What is How to Know God about?

Deepak Chopra proposes a seven-stage model of religious experience, from a protective 'fight-or-flight God' to a final non-dual 'God of Pure Being.' Each stage, he argues, corresponds to an identifiable phase of neurological and psychological development. He draws on Advaita Vedanta, neurotheology, and contemplative-Christian sources to argue that different traditions reach the same destination by different paths.

How does the book use neuroscience?

Chopra draws on the work of neurotheologist Andrew Newberg to argue that the brain has identifiable responses that correspond to each of his seven stages of experiencing God. Critics in religious studies have noted that this framing maps diverse theological traditions onto a single developmental hierarchy, which the source traditions themselves do not endorse. Chopra presents the neuroscience as explanatory rather than reductive.

Is this book representative of Advaita Vedanta?

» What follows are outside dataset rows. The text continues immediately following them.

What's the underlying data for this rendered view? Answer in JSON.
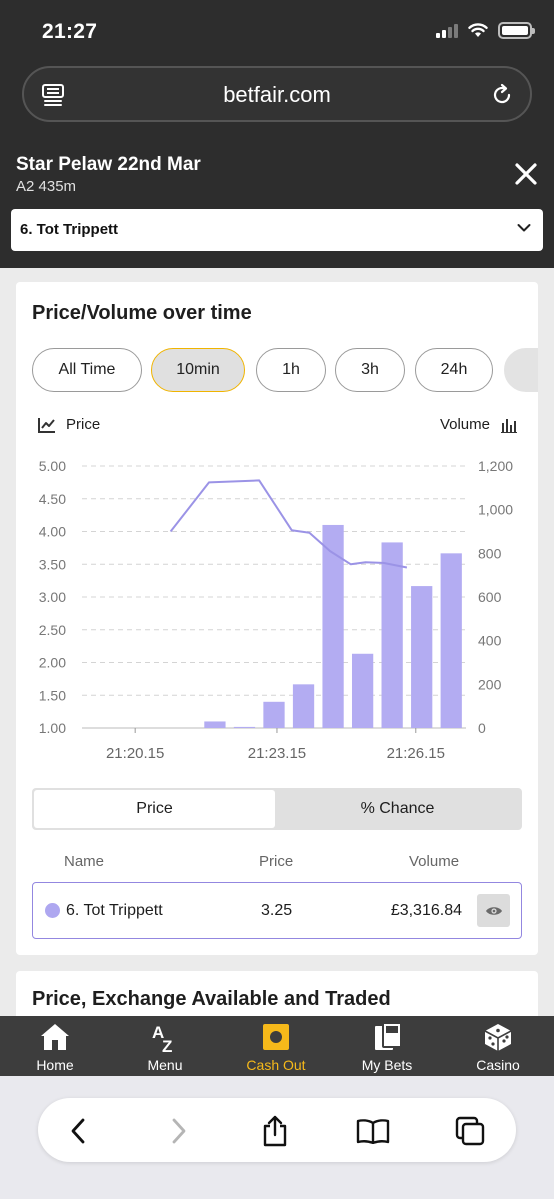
{
  "status_bar": {
    "time": "21:27"
  },
  "browser": {
    "url": "betfair.com"
  },
  "event": {
    "title": "Star Pelaw 22nd Mar",
    "subtitle": "A2 435m",
    "selected_runner": "6. Tot Trippett"
  },
  "price_volume": {
    "title": "Price/Volume over time",
    "ranges": [
      "All Time",
      "10min",
      "1h",
      "3h",
      "24h"
    ],
    "active_range": "10min",
    "legend_price": "Price",
    "legend_volume": "Volume"
  },
  "chart_data": {
    "type": "bar+line",
    "price_axis_ticks": [
      "5.00",
      "4.50",
      "4.00",
      "3.50",
      "3.00",
      "2.50",
      "2.00",
      "1.50",
      "1.00"
    ],
    "volume_axis_ticks": [
      "1,200",
      "1,000",
      "800",
      "600",
      "400",
      "200",
      "0"
    ],
    "x_tick_labels": [
      "21:20.15",
      "21:23.15",
      "21:26.15"
    ],
    "price_range": [
      1.0,
      5.0
    ],
    "volume_range": [
      0,
      1200
    ],
    "volume_bars": {
      "name": "Volume",
      "color": "#b3acf2",
      "values": [
        30,
        5,
        120,
        200,
        930,
        340,
        850,
        650,
        800
      ],
      "slots": [
        4,
        5,
        6,
        7,
        8,
        9,
        10,
        11,
        12
      ],
      "slot_count": 13
    },
    "price_line": {
      "name": "Price",
      "color": "#9b93e6",
      "values": [
        4.0,
        4.75,
        4.78,
        4.02,
        3.98,
        3.7,
        3.5,
        3.53,
        3.52,
        3.45
      ],
      "positions": [
        3.0,
        4.3,
        6.0,
        7.1,
        7.7,
        8.4,
        9.1,
        9.6,
        10.2,
        11.0
      ],
      "slot_count": 13
    },
    "grid": true,
    "grid_style": "dashed"
  },
  "toggle": {
    "price": "Price",
    "chance": "% Chance"
  },
  "table": {
    "headers": {
      "name": "Name",
      "price": "Price",
      "volume": "Volume"
    },
    "row": {
      "name": "6. Tot Trippett",
      "price": "3.25",
      "volume": "£3,316.84"
    }
  },
  "section2": {
    "title": "Price, Exchange Available and Traded"
  },
  "bottom_nav": [
    {
      "label": "Home",
      "icon": "home-icon"
    },
    {
      "label": "Menu",
      "icon": "az-icon"
    },
    {
      "label": "Cash Out",
      "icon": "cash-out-icon",
      "active": true
    },
    {
      "label": "My Bets",
      "icon": "my-bets-icon"
    },
    {
      "label": "Casino",
      "icon": "casino-dice-icon"
    }
  ],
  "colors": {
    "accent": "#f6b91a",
    "chart_purple": "#b3acf2",
    "header_bg": "#2d2d2d"
  }
}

Chopra draws explicitly on the Advaita Vedanta of Adi Shankara, particularly in the later stages of his model. Critics within the Vedantic tradition (Frank Morales / Dharma Pravartaka Acharya) have argued that the seven-stage teleology does not accurately represent classical Advaita, which does not posit a linear progression through stages. Chopra's use of the tradition is broadly perennialist rather than doctrinally precise.